Johann Strauss II
Born in Vienna to Johann Strauss the Elder, Johann Strauss II (also known as Johann the Younger), continued his father’s musical dynasty by composing more than 500 musical composition which included 150 waltzes, surpassing his father’s productivity and popularity gaining him the nickname of “the Waltz King” with An der schönen blauen Donau (The Blue Danube) being his defining work published in 1867.
Strauss II attended the Schottengymnasium where he studied from 1837-41. At the insistence of his father, he began studying in the Commercial Studies Department of the Polytechnic Institute where he was awarded “First with Distinction” in his bookkeeping exam.

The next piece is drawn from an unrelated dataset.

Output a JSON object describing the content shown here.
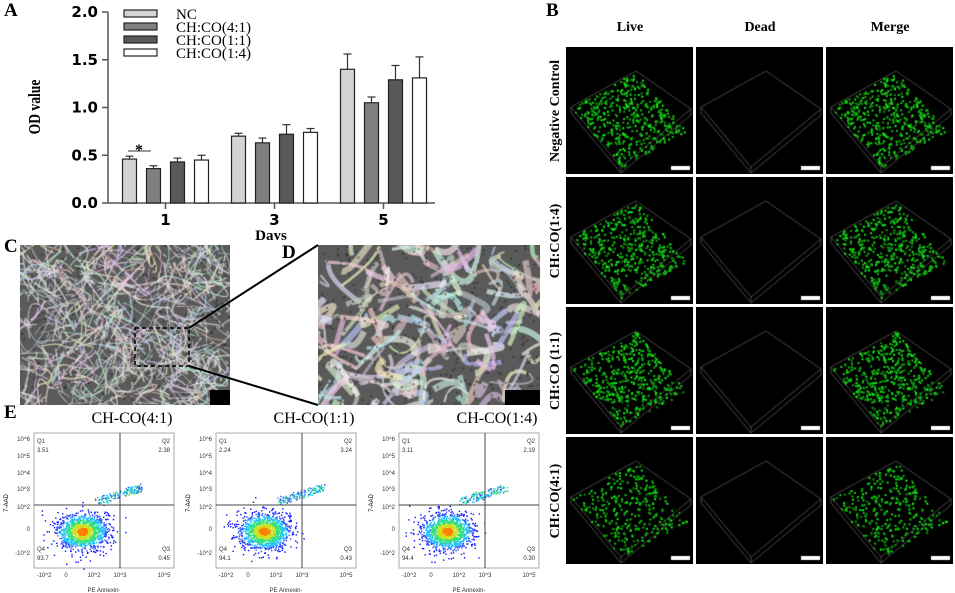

His father wanted a different life for his son and he urged him to take up a different career. Strauss II, fulfilling his father’s wishes by becoming a bank clerk, defied his father by studying the violin, harmony, and counterpoint in secret with members of his father’s orchestra with the approval of his mother.
At the age of eighteen, Strauss II found himself competing with his estranged father when he formed his own orchestra and began composing. In 1845, he was awarded the honorary bandmaster position of the 2nd Vienna Citizens’ Regiment. In 1847, Strauss II began composing for the Vienna Men’s Choral Association.
In 1862, Strauss II married singer Henriette “Jetty” Treffz. In 1863 he was granted the title of k.k. Hofballmusik-Direktor in succession of his father. Strauss II would mostly abandon conducting, giving his two orchestras to his brothers, instead focusing on composing (specifically Viennese waltz and Viennese operetta). In 1874, he premiered his most famous operetta Die Fledermaus.
Strauss II developed a respiratory illness became that turned into pneumonia and he died in June 1899.